Ha! How wrong they were. Because there's always Jan Fleischhauer of Der Spiegel, who managed in one short, tortured column to twist the minor shitstorm over di Lorenzo into an argument for not letting Turkish people get a German passport.
Germany's ridiculous double standard on dual citizenship needs to be changed. Cleverer people than me who have to deal with the daily annoyances of being treated like a semi-citizen have already made the point succinctly – forcing non-EU people to give up their first citizenship in order to be part of Germany is a) morally bollocks, b) demoralizing and depressing, c) bad when you're trying to attract more "highly skilled" immigrants. When it comes to the so-called Optionspflicht (forcing the children of immigrants to choose a passport by the time they're 23) it means forcing people to turn their backs on a part of their identity.

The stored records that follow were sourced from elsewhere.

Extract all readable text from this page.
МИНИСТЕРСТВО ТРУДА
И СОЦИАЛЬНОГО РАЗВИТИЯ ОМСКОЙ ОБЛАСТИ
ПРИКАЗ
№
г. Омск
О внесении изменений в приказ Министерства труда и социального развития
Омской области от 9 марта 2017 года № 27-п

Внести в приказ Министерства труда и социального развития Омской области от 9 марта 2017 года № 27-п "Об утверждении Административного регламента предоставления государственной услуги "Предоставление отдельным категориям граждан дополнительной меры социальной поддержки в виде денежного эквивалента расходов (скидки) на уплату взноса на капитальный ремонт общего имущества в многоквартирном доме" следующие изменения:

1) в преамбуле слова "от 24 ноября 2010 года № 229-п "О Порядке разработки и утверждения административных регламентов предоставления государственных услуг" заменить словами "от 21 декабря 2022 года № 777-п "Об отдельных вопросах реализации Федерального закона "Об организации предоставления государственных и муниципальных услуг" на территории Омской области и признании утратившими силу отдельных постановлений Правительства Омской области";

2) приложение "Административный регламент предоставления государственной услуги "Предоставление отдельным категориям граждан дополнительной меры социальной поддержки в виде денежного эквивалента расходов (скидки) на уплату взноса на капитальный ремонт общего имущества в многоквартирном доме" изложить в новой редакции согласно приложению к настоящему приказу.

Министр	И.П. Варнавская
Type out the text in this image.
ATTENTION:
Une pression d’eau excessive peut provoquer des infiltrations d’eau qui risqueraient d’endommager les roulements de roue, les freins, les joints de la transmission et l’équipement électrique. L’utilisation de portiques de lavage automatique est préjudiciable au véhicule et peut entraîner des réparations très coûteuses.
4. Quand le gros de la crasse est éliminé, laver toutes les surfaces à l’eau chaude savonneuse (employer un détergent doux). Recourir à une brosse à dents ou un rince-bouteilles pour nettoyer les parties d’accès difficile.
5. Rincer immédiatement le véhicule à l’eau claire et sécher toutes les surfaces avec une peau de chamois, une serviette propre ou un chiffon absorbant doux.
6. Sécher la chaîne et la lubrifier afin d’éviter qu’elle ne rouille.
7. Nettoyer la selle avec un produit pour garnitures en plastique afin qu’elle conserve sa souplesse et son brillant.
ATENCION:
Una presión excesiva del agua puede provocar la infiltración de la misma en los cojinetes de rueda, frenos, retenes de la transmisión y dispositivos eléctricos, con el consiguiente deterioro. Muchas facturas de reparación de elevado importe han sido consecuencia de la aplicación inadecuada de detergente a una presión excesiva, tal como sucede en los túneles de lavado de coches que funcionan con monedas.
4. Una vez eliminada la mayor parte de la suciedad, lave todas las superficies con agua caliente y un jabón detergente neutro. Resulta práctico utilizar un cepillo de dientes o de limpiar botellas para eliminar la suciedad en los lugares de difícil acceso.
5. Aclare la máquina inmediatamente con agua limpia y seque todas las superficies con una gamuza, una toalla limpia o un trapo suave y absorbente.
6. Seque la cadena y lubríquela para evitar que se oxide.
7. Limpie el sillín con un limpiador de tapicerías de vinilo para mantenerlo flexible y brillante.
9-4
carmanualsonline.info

Really this issue has been settled now, because the SPD has more or less forced the CDU to end the Optionspflicht. But that doesn't stop Germany's "conservative" commentators from finding any excuse to whinge. Every time I read this dickish column my befuddled brain does a back-flip and I can't figure out how he's got to the end. One minute he's mocking an Italian-German for being over-enthusiastic about the European election, and the next minute he's saying that Turkish children aren't allowed to feel German because the Turkish prime minister came to Germany and made a speech in Cologne. It's like an M. C. Escher picture – when do the white fish turn into black ducks? My eyes keep going funny. Well after reading it three times, I found this bit: "The idea that every vote in a democracy is elemental is soon lost if you consider citizenship as something that can be multiplied." So in other words Fleischhauer reckons dual citizenship is incompatible with democracy. Jesus, if it's that big a deal that someone voted twice we can just make everyone coming out of the Italian embassy on Election Day dip their fingers in ink.
Why can't we get used to the idea that people move around in this world? You'd think after 50,000 years of human evolution we'd have realized that people sometimes grow up and move to a different set of caves. But no. It's still completely incomprehensible. And it's all the Turks' fault.